Npossibles <- length(featureSets(rel)[[2]])
partners(rel)[,2] <- sample(Npossibles, length(rel), replace=TRUE)

In most cases, an IndexedRelations object will behave "as if" it were an object containing the partnering features explicitly. Users do not have to worry about the specifics of the index-based representation unless they are specifically manipulating it.

Comparisons

Users can compare different IndexedRelations objects with the same feature classes. One relationship is considered "less than" or "greater than" another based on the first non-equal partner and the definitions of inequality for that partner's feature class.

scrambled <- sample(rel)
summary(scrambled < rel)

Relationships can be sorted based on the ordering of the partner features. Specifically, the order of the relationships is defined based on the ordering of the first partner; if those are equal, the second partner; and so on.

sort(rel)

It is also possible to match relationships across different IndexedRelations objects. Note that all of these methods are agnostic to the identities of the underlying feature sets, as long as the same classes of features are used in the same order across different objects.

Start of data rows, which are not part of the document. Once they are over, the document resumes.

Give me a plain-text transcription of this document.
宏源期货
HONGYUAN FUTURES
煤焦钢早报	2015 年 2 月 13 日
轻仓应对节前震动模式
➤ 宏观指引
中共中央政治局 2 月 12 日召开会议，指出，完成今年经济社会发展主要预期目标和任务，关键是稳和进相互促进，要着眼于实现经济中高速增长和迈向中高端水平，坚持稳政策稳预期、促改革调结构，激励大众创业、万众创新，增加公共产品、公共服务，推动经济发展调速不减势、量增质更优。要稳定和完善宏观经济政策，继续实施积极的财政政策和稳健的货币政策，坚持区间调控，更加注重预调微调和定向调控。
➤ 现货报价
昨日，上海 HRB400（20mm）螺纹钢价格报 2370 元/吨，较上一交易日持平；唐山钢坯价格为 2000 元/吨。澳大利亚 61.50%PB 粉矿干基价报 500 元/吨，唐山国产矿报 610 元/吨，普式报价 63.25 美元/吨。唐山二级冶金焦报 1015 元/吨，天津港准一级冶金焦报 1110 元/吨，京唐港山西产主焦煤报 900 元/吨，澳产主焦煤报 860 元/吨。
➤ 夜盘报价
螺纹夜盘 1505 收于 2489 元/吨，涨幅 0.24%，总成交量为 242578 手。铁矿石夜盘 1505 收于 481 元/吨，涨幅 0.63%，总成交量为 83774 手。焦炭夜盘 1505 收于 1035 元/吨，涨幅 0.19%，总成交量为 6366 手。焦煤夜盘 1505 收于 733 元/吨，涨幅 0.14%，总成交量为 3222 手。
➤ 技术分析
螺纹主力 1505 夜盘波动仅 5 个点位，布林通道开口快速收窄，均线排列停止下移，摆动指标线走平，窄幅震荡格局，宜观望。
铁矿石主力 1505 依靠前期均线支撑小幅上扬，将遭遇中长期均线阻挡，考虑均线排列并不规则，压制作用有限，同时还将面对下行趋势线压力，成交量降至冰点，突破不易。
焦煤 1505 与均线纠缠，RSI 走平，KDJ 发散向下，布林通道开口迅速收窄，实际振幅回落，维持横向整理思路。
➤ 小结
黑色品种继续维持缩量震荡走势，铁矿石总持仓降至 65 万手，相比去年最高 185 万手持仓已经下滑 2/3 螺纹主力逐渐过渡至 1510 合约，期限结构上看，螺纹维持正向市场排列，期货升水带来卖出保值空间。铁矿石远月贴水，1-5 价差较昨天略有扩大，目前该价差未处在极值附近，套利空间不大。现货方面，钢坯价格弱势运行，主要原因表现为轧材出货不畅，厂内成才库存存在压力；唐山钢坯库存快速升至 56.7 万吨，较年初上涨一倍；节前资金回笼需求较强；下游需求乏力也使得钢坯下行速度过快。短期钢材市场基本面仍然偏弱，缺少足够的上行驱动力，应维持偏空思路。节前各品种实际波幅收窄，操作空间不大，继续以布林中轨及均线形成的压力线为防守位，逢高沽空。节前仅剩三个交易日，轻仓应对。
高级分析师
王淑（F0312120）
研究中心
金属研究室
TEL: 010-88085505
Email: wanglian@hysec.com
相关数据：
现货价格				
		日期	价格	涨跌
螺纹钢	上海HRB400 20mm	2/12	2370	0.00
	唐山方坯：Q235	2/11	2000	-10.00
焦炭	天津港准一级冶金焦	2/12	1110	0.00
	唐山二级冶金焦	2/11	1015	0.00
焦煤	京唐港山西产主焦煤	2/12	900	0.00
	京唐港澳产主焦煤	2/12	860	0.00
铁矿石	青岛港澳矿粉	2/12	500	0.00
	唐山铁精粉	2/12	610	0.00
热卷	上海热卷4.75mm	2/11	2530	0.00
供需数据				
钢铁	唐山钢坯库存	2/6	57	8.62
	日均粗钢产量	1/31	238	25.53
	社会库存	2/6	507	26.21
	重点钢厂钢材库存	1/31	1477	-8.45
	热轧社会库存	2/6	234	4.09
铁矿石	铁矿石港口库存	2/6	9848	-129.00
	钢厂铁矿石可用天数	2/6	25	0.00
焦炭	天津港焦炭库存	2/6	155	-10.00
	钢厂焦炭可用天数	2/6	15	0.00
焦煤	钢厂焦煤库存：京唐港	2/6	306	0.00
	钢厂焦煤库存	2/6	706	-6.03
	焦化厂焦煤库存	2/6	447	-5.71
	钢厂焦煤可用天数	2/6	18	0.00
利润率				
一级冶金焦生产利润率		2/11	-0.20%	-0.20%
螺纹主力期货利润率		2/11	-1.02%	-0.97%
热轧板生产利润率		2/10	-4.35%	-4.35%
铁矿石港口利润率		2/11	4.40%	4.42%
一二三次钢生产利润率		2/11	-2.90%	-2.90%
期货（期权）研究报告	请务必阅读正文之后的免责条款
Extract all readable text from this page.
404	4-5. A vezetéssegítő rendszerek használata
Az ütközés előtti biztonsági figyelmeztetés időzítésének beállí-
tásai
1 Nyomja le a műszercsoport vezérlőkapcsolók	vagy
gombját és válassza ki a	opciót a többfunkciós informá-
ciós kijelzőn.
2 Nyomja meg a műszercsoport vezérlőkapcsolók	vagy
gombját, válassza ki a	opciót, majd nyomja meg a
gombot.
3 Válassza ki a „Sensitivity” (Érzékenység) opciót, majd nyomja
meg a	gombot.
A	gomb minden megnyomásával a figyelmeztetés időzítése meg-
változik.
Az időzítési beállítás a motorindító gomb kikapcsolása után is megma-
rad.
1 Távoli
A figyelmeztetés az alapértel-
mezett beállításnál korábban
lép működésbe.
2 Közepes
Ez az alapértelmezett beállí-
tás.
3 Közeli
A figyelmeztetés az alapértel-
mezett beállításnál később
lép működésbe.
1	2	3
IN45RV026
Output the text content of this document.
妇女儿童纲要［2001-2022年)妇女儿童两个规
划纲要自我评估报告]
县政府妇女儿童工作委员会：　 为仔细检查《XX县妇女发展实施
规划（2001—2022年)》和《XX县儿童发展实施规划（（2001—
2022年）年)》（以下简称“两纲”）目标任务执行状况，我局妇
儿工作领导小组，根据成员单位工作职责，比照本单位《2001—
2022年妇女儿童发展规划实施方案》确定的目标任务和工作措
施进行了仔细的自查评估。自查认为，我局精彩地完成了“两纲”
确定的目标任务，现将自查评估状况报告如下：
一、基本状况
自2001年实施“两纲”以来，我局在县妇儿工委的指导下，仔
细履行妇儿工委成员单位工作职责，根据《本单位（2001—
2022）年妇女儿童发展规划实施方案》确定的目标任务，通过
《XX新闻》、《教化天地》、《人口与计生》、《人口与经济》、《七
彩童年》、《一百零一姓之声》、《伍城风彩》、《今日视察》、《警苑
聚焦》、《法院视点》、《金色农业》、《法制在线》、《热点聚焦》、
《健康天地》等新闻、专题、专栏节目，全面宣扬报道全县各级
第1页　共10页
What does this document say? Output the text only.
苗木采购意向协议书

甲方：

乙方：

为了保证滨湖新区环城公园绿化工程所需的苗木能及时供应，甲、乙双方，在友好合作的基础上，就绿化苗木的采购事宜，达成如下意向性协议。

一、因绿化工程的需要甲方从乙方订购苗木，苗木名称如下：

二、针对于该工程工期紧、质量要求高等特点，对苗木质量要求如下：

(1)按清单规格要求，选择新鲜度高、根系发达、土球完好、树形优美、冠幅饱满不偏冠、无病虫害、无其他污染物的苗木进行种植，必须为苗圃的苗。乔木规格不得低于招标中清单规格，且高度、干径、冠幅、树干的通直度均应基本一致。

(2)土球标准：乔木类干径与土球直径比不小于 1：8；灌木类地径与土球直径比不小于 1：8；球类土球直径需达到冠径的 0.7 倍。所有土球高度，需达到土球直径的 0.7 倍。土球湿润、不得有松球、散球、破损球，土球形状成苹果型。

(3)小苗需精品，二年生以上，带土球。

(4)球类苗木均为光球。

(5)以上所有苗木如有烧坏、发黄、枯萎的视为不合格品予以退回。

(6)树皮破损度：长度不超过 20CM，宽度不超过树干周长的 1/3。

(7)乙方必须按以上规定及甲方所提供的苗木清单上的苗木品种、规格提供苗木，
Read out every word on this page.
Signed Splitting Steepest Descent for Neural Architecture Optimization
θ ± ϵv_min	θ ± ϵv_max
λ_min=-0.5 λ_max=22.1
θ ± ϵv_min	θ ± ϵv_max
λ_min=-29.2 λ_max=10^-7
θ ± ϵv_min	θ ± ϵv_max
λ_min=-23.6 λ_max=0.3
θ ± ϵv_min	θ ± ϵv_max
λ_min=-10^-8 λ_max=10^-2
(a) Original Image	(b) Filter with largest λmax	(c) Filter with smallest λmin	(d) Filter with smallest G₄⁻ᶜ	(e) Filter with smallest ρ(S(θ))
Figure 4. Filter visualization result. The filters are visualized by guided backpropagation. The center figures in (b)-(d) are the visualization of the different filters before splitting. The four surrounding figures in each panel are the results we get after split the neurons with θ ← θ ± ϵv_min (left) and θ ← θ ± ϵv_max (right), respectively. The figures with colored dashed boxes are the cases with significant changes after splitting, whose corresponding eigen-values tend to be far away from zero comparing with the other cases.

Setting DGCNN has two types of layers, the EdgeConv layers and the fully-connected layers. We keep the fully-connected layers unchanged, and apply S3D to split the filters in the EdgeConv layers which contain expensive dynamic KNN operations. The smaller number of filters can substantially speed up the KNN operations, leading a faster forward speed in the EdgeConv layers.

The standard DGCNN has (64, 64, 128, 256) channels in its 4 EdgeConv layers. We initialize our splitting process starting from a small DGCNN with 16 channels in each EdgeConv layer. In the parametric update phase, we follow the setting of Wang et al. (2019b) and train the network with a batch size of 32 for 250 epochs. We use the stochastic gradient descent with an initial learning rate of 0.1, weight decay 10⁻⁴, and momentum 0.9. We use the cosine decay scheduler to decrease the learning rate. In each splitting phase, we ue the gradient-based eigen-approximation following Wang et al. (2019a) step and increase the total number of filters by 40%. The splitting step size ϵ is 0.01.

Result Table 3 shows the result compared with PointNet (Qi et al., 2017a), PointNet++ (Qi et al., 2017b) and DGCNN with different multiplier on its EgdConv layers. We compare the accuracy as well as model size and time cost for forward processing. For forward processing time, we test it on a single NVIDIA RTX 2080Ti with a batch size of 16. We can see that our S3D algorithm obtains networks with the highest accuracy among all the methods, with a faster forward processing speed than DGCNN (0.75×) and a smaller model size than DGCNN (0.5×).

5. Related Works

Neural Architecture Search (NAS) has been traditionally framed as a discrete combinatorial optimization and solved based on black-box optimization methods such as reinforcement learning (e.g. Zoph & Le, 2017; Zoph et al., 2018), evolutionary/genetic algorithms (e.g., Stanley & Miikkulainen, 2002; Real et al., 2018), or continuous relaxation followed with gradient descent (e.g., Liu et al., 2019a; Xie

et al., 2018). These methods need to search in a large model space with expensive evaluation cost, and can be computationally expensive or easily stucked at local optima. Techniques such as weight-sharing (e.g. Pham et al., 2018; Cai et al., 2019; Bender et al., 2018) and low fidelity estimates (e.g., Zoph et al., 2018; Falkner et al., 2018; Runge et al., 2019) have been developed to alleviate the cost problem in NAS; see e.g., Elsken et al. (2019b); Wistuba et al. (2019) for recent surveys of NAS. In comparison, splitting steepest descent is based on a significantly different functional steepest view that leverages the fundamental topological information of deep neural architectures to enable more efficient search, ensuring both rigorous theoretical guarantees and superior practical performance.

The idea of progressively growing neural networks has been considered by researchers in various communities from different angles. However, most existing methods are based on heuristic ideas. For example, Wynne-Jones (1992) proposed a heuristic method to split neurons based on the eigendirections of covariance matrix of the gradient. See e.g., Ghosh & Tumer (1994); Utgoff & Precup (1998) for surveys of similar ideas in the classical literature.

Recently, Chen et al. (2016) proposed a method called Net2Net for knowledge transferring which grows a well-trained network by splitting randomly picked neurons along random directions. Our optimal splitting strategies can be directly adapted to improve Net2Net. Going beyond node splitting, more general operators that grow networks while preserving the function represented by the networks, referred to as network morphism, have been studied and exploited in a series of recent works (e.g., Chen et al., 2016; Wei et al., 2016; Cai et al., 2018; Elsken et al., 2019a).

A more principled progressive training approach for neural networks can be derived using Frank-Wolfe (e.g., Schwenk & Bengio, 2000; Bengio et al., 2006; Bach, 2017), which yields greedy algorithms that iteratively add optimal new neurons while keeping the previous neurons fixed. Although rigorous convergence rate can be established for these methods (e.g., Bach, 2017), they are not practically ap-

m <- match(rel, scrambled)
head(m)

Conversions

The IndexedRelations object can be converted to and from some similar classes. The most obvious of these is the Pairs class from r Biocpkg("S4Vectors")^[Of course, this only works if the IndexedRelations object has two partners!]:

makePairsFromIndexedRelations(rel)

p <- Pairs(gr[1:10], ir[1:10])
as(p, "IndexedRelations")

Another option is to convert to and from a DataFrame object. This provides a quick and general method to "realize" the indices into the partnering features.

as(rel, "DataFrame")

Advanced manipulation

The rearrangePartners() function can reorder, drop or duplicate partners:

# Duplicate partner
rearrangePartners(rel, c(1,1,2))

# Swap partners
rearrangePartners(rel, c(2,1))

# Drop partner
rearrangePartners(rel, 2)

Developers may find standardizeFeatureSets useful to synchronize feature sets across IndexedRelations instances. This allows downstream procedures to compare integer indices directly for greater efficiency.

# Setting up an alternative object:
gr2 <- GRanges(sample(1:21, 50, replace=TRUE),
    IRanges(sample(1e8, 50, replace=TRUE), width=10))
ir2 <- IRanges(sample(1000, 50, replace=TRUE), width=5)
rel2 <- IndexedRelations(list(gr2, ir2))

identical(featureSets(rel), featureSets(rel2))
out <- standardizeFeatureSets(rel, list(rel2))
identical(featureSets(out$x), featureSets(out$objects[[1]]))

# ... though the partnering features are still the same.
stopifnot(all(out$x==rel))

The cleanFeatureSets() function will remove redundant features and sort each feature set in an IndexedRelations instance. This enables direct comparison of indices across relationships for a given partner, e.g., for sorting.

rel3 <- cleanFeatureSets(rel)
featureSets(rel3)[[2]]

The dropUnusedFeatures() function will discard features in each set that are not used, much like droplevels() does for levels of factors. This is useful for saving memory prior to serialization to file but is generally unnecessary for use within an R session - see ?dropUnusedFeatures for some commentary on this matter.